UniJapan Film Quarterly
- Editor-in-chief: Kuroda Toyoji
- Categories: Film trade magazine
- Frequency: Quarterly
- Founder: UniJapan Film, Association for the Diffusion of Japanese Films Abroad
- Founded: 1958
- First issue: July 1958
- Final issue: 1979
- Country: Japan
- Based in: Tokyo
- Language: English
- ISSN: 0041-6754
- OCLC: 977105436

= UniJapan Film Quarterly =

Film magazine in Japan (1958–1979)

UniJapan Film Quarterly was a free quarterly film trade magazine which was in circulation between 1958 and 1979 in Tokyo, Japan. It was published in English and covered films produced in Japan.

==History and profile==
UniJapan Film Quarterly was established by UniJapan Film, Association for the Diffusion of Japanese Films Abroad in 1958. Its first issue appeared in July that year. The founding association, UniJapan Film, was founded in 1957 and is a government-backed institution which aims at supporting the film industry in Japan. The Italian film magazine Unitalia Film inspired UniJapan Film Quarterly.

Throughout its life time the directors of UniJapan Film Quarterly were Kawakita Nagamasa and Hori Kyusaku. The magazine's sole editor-in-chief was Kuroda Toyoji. Its editorial board members were all Japanese except for Lewis Bush who served in the board from 1960 to 1968.

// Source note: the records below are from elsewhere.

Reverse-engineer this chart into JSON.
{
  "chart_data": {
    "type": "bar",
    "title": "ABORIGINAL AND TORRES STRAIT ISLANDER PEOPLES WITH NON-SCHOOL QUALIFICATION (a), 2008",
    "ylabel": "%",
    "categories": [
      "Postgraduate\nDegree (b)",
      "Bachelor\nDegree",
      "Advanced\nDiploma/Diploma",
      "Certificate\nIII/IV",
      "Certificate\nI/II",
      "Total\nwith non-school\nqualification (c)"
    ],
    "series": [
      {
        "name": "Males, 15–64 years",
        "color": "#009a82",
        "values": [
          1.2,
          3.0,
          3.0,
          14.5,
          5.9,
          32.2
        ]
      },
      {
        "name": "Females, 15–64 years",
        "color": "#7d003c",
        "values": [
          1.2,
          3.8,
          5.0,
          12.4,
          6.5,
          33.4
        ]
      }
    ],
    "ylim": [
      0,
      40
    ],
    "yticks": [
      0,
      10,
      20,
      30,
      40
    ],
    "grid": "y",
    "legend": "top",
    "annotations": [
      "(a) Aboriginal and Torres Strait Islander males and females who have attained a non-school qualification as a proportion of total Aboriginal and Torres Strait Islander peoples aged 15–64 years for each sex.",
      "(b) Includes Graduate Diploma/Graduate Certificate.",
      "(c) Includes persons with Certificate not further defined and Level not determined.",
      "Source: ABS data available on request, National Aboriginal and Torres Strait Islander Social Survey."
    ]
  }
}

The magazine was free of charge. It was based in Tokyo and featured articles about the Japanese films and soap operas. The magazine also covered film reviews which increased the marketing options of the Japanese films since it was published in English making it possible for the magazine to reach larger audience. In addition it was regularly sent to film-related institutions, producers, distributors and exhibitors, and newspapers in different countries. UniJapan Film Quarterly folded in September 1979 and was replaced by another magazine entitled Japanese Film.

Some issues of UniJapan Film Quarterly were kept by bookstores in Paris, France. The National Diet Library has the digital archive of the magazine.